Veri Sorumluları Sicil Bilgi Sistemi (VERBİS) veri sorumlularının Veri Sorumluları Siciline başvuruda ve sicile ilişkin ilgili diğer işlemlerde kullanacakları, internet üzerinden erişilebilen, Kişisel Verileri Koruma Kurumu Başkanlığı tarafından oluşturulan ve yönetilen bilişim sistemini ifade eder.

 

[8] Regulation (EU) 2022/1925 of the European Parliament and of the Council of 14 September 2022 on contestable and fair markets in the digital sector and amending Directives (EU) 2019/1937 and (EU) 2020/1828

[7] Kurum tarafından yayımlanmış olan faaliyet raporundan alınmıştır.

[6] Kurum tarafından yayımlanmış olan faaliyet raporundan alınmıştır.

[5] Kurum tarafından yayımlanmış olan faaliyet raporundan alınmıştır.

[4] Kurum tarafından yayımlanmış olan faaliyet raporundan alınmıştır.

[3] Kurum tarafından yayımlanmış olan faaliyet raporundan alınmıştır.

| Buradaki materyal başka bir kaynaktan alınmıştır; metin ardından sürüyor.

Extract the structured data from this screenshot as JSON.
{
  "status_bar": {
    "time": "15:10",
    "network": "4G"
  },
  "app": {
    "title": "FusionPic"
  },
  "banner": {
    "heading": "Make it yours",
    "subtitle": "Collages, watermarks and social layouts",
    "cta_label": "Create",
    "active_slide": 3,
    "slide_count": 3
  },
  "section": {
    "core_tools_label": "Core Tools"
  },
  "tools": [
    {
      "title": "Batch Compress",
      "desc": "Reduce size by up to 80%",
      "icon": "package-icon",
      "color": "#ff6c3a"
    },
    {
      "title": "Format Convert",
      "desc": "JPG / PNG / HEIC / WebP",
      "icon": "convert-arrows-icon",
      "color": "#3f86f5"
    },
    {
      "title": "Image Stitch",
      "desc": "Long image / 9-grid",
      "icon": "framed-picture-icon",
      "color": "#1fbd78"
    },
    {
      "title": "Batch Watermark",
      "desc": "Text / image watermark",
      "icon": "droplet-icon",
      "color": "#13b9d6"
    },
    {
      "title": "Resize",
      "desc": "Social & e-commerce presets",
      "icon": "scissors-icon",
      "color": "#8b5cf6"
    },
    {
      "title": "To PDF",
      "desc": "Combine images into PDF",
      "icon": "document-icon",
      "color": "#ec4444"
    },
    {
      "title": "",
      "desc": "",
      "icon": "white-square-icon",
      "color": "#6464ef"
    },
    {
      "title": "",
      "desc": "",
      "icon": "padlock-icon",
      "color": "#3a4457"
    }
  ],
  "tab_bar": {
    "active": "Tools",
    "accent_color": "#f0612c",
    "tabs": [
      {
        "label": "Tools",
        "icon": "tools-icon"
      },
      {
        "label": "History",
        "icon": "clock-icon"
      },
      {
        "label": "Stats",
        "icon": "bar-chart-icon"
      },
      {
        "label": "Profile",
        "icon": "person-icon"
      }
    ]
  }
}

[2] Kurum tarafından yayımlanmış olan faaliyet raporundan alınmıştır.

[1] Kurum’un 2022 yılında resmi internet sitesinde yayımladığı karar özetlerine, veri ihlal bildirimlerine ve kamuoyu duyurularına ilişkin detaylara dördüncü sayımızda yer verilecek olup; güncellenen işbu üçüncü sayımızda 2022 yılı için sadece şikâyet, ihbar ve idari yaptırımlara ilişkin istatistiki veriler yer almaktadır.